Nevertheless, the underlying demand for AI capabilities remains strong. Enterprises across industries are integrating generative AI into their operations, from customer service chatbots to code generation tools. Governments are also starting to invest heavily in AI infrastructure to maintain competitive advantage. This suggests that companies like Nvidia and OpenAI will continue to be at the center of technological and economic transformation, even as the specific terms of their relationship evolve.
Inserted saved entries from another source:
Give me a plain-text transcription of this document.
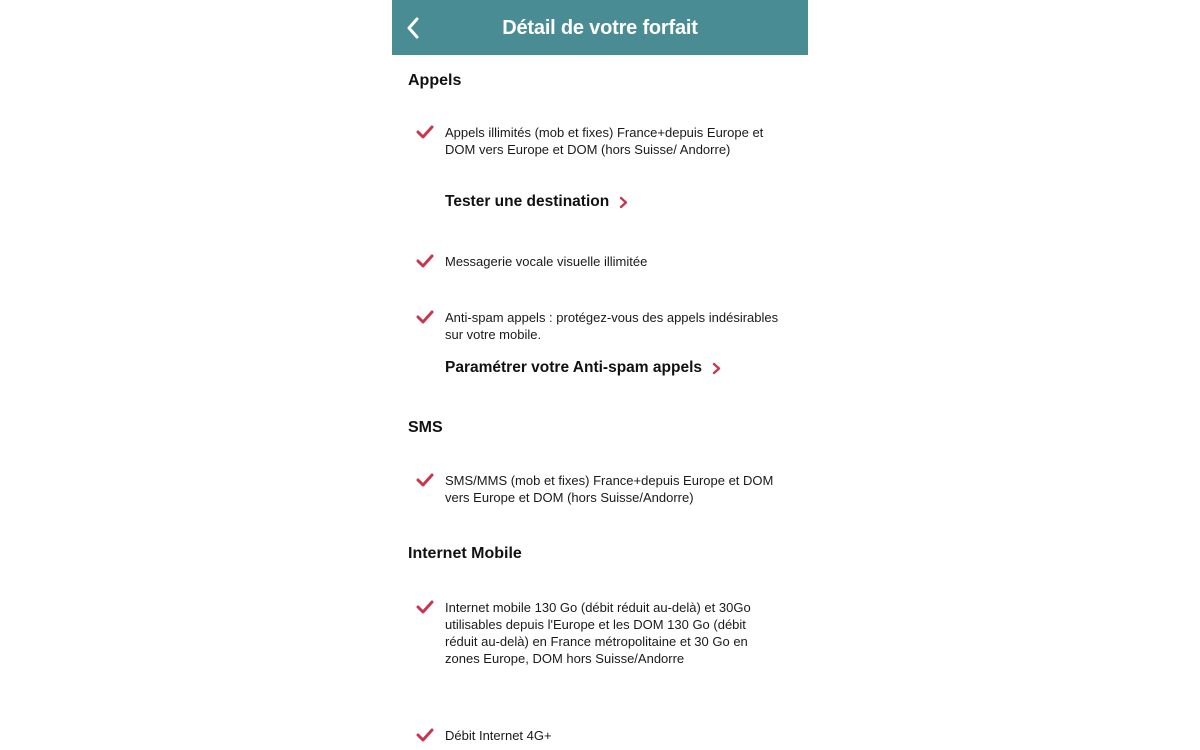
Détail de votre forfait
Appels
Appels illimités (mob et fixes) France+depuis Europe et DOM vers Europe et DOM (hors Suisse/ Andorre)
Tester une destination
Messagerie vocale visuelle illimitée
Anti-spam appels : protégez-vous des appels indésirables sur votre mobile.
Paramétrer votre Anti-spam appels
SMS
SMS/MMS (mob et fixes) France+depuis Europe et DOM vers Europe et DOM (hors Suisse/Andorre)
Internet Mobile
Internet mobile 130 Go (débit réduit au-delà) et 30Go utilisables depuis l'Europe et les DOM 130 Go (débit réduit au-delà) en France métropolitaine et 30 Go en zones Europe, DOM hors Suisse/Andorre
Débit Internet 4G+
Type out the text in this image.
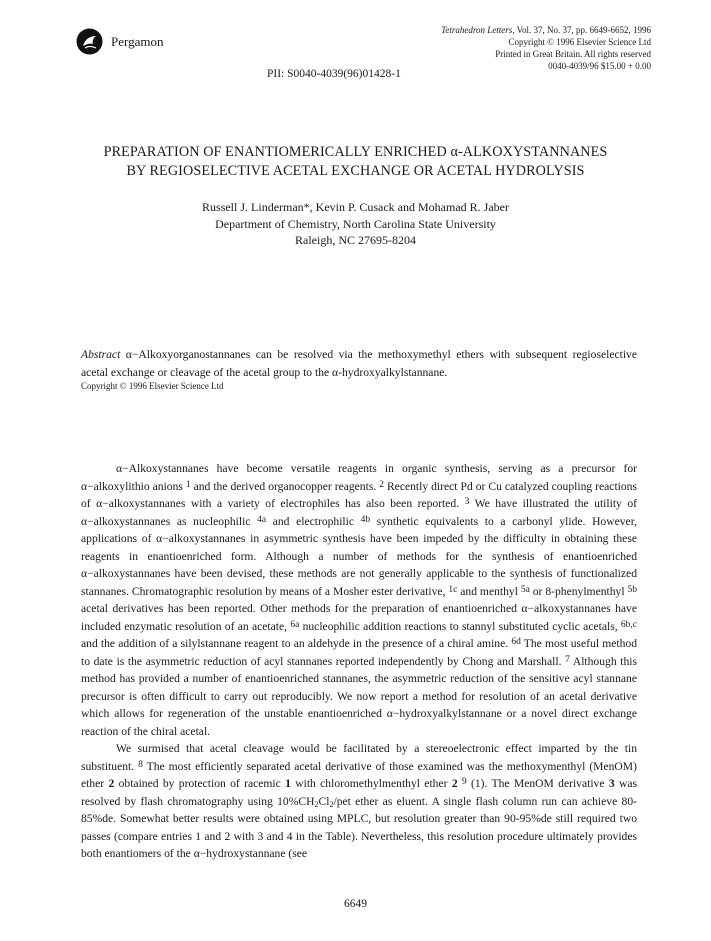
Pergamon
Tetrahedron Letters, Vol. 37, No. 37, pp. 6649-6652, 1996
Copyright © 1996 Elsevier Science Ltd
Printed in Great Britain. All rights reserved
0040-4039/96 $15.00 + 0.00
PII: S0040-4039(96)01428-1
PREPARATION OF ENANTIOMERICALLY ENRICHED α-ALKOXYSTANNANES
BY REGIOSELECTIVE ACETAL EXCHANGE OR ACETAL HYDROLYSIS
Russell J. Linderman*, Kevin P. Cusack and Mohamad R. Jaber
Department of Chemistry, North Carolina State University
Raleigh, NC 27695-8204
Abstract α−Alkoxyorganostannanes can be resolved via the methoxymethyl ethers with subsequent regioselective acetal exchange or cleavage of the acetal group to the α-hydroxyalkylstannane.
Copyright © 1996 Elsevier Science Ltd

α−Alkoxystannanes have become versatile reagents in organic synthesis, serving as a precursor for α−alkoxylithio anions $^1$ and the derived organocopper reagents. $^2$ Recently direct Pd or Cu catalyzed coupling reactions of α−alkoxystannanes with a variety of electrophiles has also been reported. $^3$ We have illustrated the utility of α−alkoxystannanes as nucleophilic $^{4a}$ and electrophilic $^{4b}$ synthetic equivalents to a carbonyl ylide. However, applications of α−alkoxystannanes in asymmetric synthesis have been impeded by the difficulty in obtaining these reagents in enantioenriched form. Although a number of methods for the synthesis of enantioenriched α−alkoxystannanes have been devised, these methods are not generally applicable to the synthesis of functionalized stannanes. Chromatographic resolution by means of a Mosher ester derivative, $^{1c}$ and menthyl $^{5a}$ or 8-phenylmenthyl $^{5b}$ acetal derivatives has been reported. Other methods for the preparation of enantioenriched α−alkoxystannanes have included enzymatic resolution of an acetate, $^{6a}$ nucleophilic addition reactions to stannyl substituted cyclic acetals, $^{6b,c}$ and the addition of a silylstannane reagent to an aldehyde in the presence of a chiral amine. $^{6d}$ The most useful method to date is the asymmetric reduction of acyl stannanes reported independently by Chong and Marshall. $^7$ Although this method has provided a number of enantioenriched stannanes, the asymmetric reduction of the sensitive acyl stannane precursor is often difficult to carry out reproducibly. We now report a method for resolution of an acetal derivative which allows for regeneration of the unstable enantioenriched α−hydroxyalkylstannane or a novel direct exchange reaction of the chiral acetal.

We surmised that acetal cleavage would be facilitated by a stereoelectronic effect imparted by the tin substituent. $^8$ The most efficiently separated acetal derivative of those examined was the methoxymenthyl (MenOM) ether 2 obtained by protection of racemic 1 with chloromethylmenthyl ether 2 $^9$ (1). The MenOM derivative 3 was resolved by flash chromatography using $10\%CH_2Cl_2$/pet ether as eluent. A single flash column run can achieve 80-85%de. Somewhat better results were obtained using MPLC, but resolution greater than 90-95%de still required two passes (compare entries 1 and 2 with 3 and 4 in the Table). Nevertheless, this resolution procedure ultimately provides both enantiomers of the α−hydroxystannane (see

6649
The cancellation of the $100 billion deal and the shift to a $30 billion investment can be seen as a recalibration. Nvidia is effectively choosing to remain a key supplier and investor, but without the outsized commitment that many considered risky. For OpenAI, the new round provides the capital it needs to continue its ambitious expansion while maintaining the partnerships that underpin its business model.
What's Next for Nvidia and OpenAI?
The revised investment plan is expected to close in the coming days, with both companies eager to put the uncertainty behind them. For Nvidia, this frees up capital that can be deployed elsewhere, possibly toward other AI startups or internal R&D. The company has been aggressively expanding its product lineup, including the next-generation Blackwell architecture, and maintaining its lead in the chip market.
For OpenAI, the funding round provides a crucial lifeline as it prepares for its IPO and continues to compete with rivals such as Anthropic, Cohere, and closed-source models from Google and Meta. The company is also exploring new frontiers, including reasoning models, multimodal AI, and potential breakthroughs in artificial general intelligence (AGI), which remains its stated long-term goal.
The relationship between the two companies will remain intertwined. OpenAI's massive computing needs ensure that Nvidia will continue to be a primary beneficiary of its growth, even without the original $100 billion deal. And Nvidia's investment, though smaller, signals continued confidence in OpenAI's trajectory and the broader AI ecosystem.